Ddia-Storage-Retrieval

Storage and Retrieval

For me this is largely a review of CSEP 544: Database Management Systems, perhaps from a slightly different perspective. A quick recap:

We consider two main settings for databases:

OLTP: Online Transaction Processing

Think of databases supporting user-facing applications. Typically there are many various atomic transactions that need to happen to keep the database as a source of truth representing the current state.

  • E.g. an order is placed, a user creates an account, a message is sent, etc.

In this setting, there are typically a high volume of small requests. By small requests, I mean each interaction with the database likely only touches a few tables or even records within those tables.

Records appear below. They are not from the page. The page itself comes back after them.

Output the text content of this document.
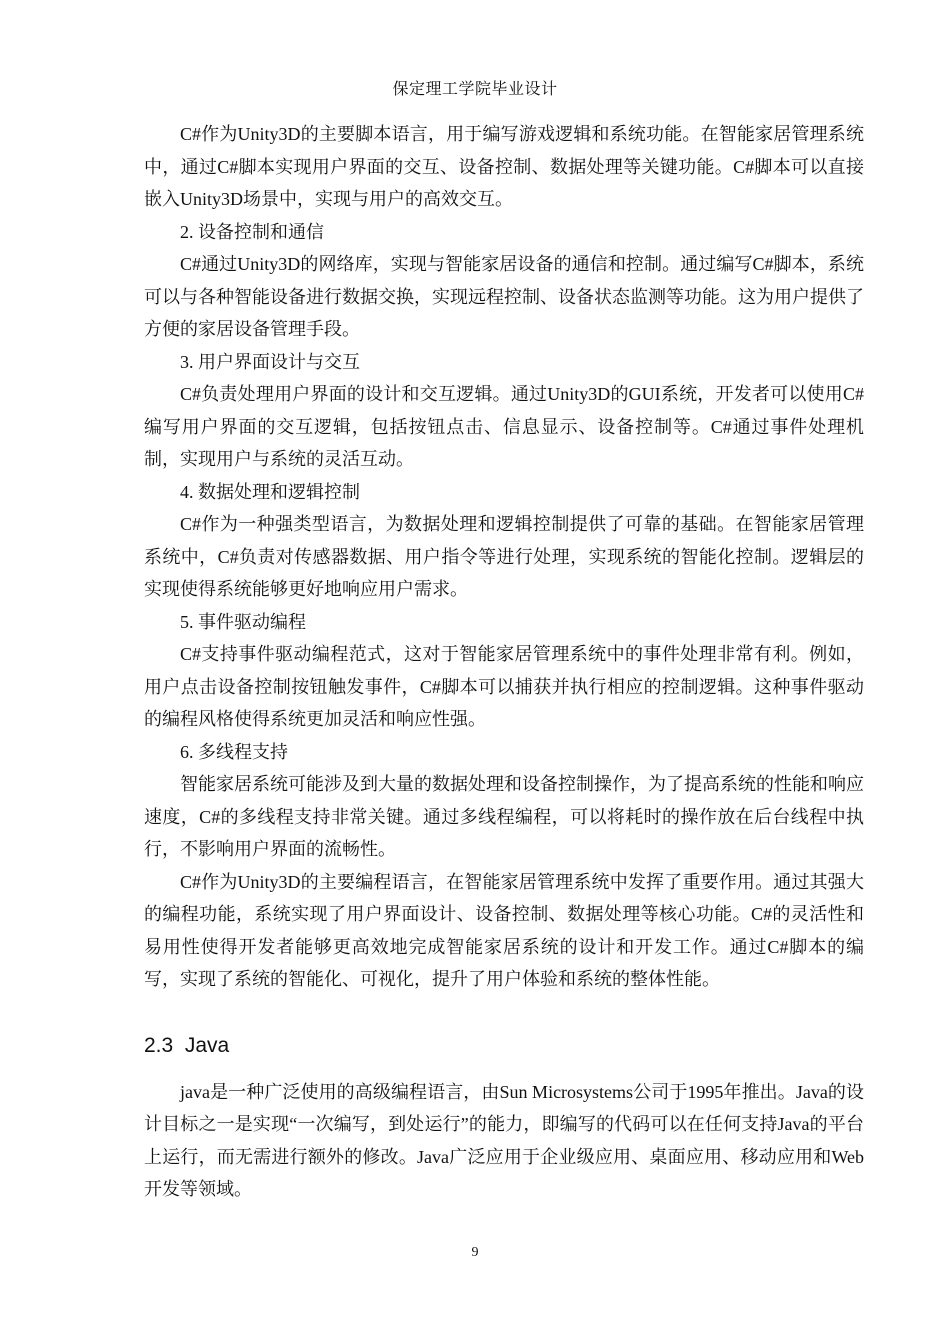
保定理工学院毕业设计

C#作为Unity3D的主要脚本语言，用于编写游戏逻辑和系统功能。在智能家居管理系统中，通过C#脚本实现用户界面的交互、设备控制、数据处理等关键功能。C#脚本可以直接嵌入Unity3D场景中，实现与用户的高效交互。

2. 设备控制和通信

C#通过Unity3D的网络库，实现与智能家居设备的通信和控制。通过编写C#脚本，系统可以与各种智能设备进行数据交换，实现远程控制、设备状态监测等功能。这为用户提供了方便的家居设备管理手段。

3. 用户界面设计与交互

C#负责处理用户界面的设计和交互逻辑。通过Unity3D的GUI系统，开发者可以使用C#编写用户界面的交互逻辑，包括按钮点击、信息显示、设备控制等。C#通过事件处理机制，实现用户与系统的灵活互动。

4. 数据处理和逻辑控制

C#作为一种强类型语言，为数据处理和逻辑控制提供了可靠的基础。在智能家居管理系统中，C#负责对传感器数据、用户指令等进行处理，实现系统的智能化控制。逻辑层的实现使得系统能够更好地响应用户需求。

5. 事件驱动编程

C#支持事件驱动编程范式，这对于智能家居管理系统中的事件处理非常有利。例如，用户点击设备控制按钮触发事件，C#脚本可以捕获并执行相应的控制逻辑。这种事件驱动的编程风格使得系统更加灵活和响应性强。

6. 多线程支持

智能家居系统可能涉及到大量的数据处理和设备控制操作，为了提高系统的性能和响应速度，C#的多线程支持非常关键。通过多线程编程，可以将耗时的操作放在后台线程中执行，不影响用户界面的流畅性。

C#作为Unity3D的主要编程语言，在智能家居管理系统中发挥了重要作用。通过其强大的编程功能，系统实现了用户界面设计、设备控制、数据处理等核心功能。C#的灵活性和易用性使得开发者能够更高效地完成智能家居系统的设计和开发工作。通过C#脚本的编写，实现了系统的智能化、可视化，提升了用户体验和系统的整体性能。

2.3  Java

java是一种广泛使用的高级编程语言，由Sun Microsystems公司于1995年推出。Java的设计目标之一是实现“一次编写，到处运行”的能力，即编写的代码可以在任何支持Java的平台上运行，而无需进行额外的修改。Java广泛应用于企业级应用、桌面应用、移动应用和Web开发等领域。

9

A request might be "get this record by key" and the storage engine uses an index to find that record quickly.

Disk seek time is often the bottleneck in this setting

Within OLTP there are two popular storage engine architectures:

  • LSM or log-structured-merge utilizes append only files with a merging strategy.
  • B-Tree treat the disk as fixed-size pages that can be updated in place.

The big difference is that, because LSM is append-only, you get sequential writes instead of random-access writes, which ultimately gives you higher write throughput. Conversely, B-Trees are typically said to have higher read throughput.

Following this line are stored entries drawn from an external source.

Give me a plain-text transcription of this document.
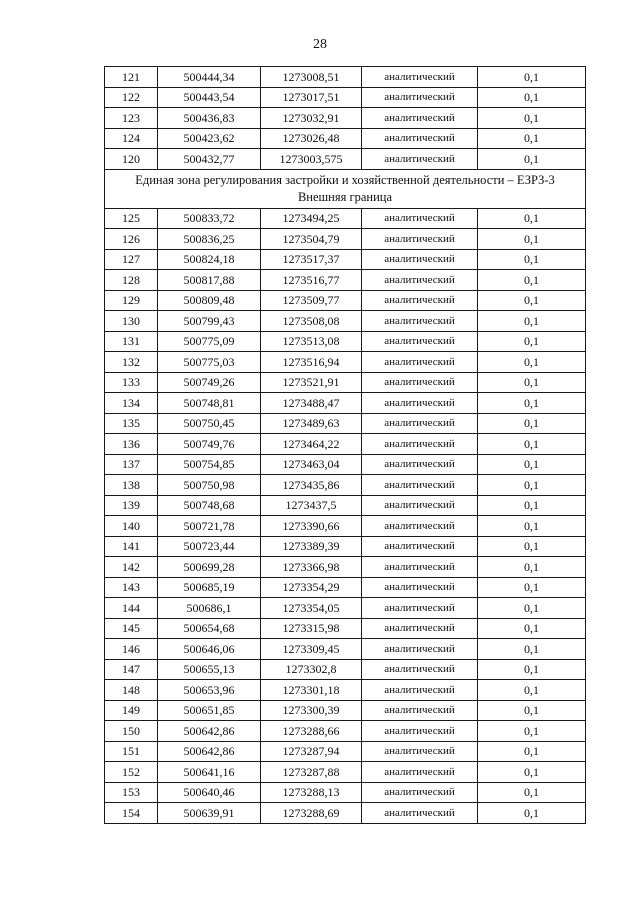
28
121	500444,34	1273008,51	аналитический	0,1
122	500443,54	1273017,51	аналитический	0,1
123	500436,83	1273032,91	аналитический	0,1
124	500423,62	1273026,48	аналитический	0,1
120	500432,77	1273003,575	аналитический	0,1

Единая зона регулирования застройки и хозяйственной деятельности – ЕЗРЗ-3
Внешняя граница				

125	500833,72	1273494,25	аналитический	0,1
126	500836,25	1273504,79	аналитический	0,1
127	500824,18	1273517,37	аналитический	0,1
128	500817,88	1273516,77	аналитический	0,1
129	500809,48	1273509,77	аналитический	0,1
130	500799,43	1273508,08	аналитический	0,1
131	500775,09	1273513,08	аналитический	0,1
132	500775,03	1273516,94	аналитический	0,1
133	500749,26	1273521,91	аналитический	0,1
134	500748,81	1273488,47	аналитический	0,1
135	500750,45	1273489,63	аналитический	0,1
136	500749,76	1273464,22	аналитический	0,1
137	500754,85	1273463,04	аналитический	0,1
138	500750,98	1273435,86	аналитический	0,1
139	500748,68	1273437,5	аналитический	0,1
140	500721,78	1273390,66	аналитический	0,1
141	500723,44	1273389,39	аналитический	0,1
142	500699,28	1273366,98	аналитический	0,1
143	500685,19	1273354,29	аналитический	0,1
144	500686,1	1273354,05	аналитический	0,1
145	500654,68	1273315,98	аналитический	0,1
146	500646,06	1273309,45	аналитический	0,1
147	500655,13	1273302,8	аналитический	0,1
148	500653,96	1273301,18	аналитический	0,1
149	500651,85	1273300,39	аналитический	0,1
150	500642,86	1273288,66	аналитический	0,1
151	500642,86	1273287,94	аналитический	0,1
152	500641,16	1273287,88	аналитический	0,1
153	500640,46	1273288,13	аналитический	0,1
154	500639,91	1273288,69	аналитический	0,1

However, in settings with very high write throughput, the compaction necessary for LSM can not only throttle disk bandwidth resources for writes, it can actually lose out to them until unmerged segments take up the entire disk. Explicit monitoring is necessary for this.

OLAP: Online Analytics Processing

This is a rarer setting, simply because for this setting to become relevant, the company must already have access to a massive amount of data and is likely already large and successful. In this setting, the storage engine supports a data warehouse, which is a large database, typically separate but comprised from various OLTP databases. There might be a periodic data dump job or an ongoing stream from the various application-supporting OLTP databases, and then a transformation of this data into an analysis friendly schema, before it ultimately makes it into the data warehouse.

In contrast to OLTP, these systems usually handle a very low volume of requests, but the requests are very demanding and often require scanning across all records. A request might be, what is the average order total across all orders. As such, indexes are less useful, and column-oriented storage often fits well here.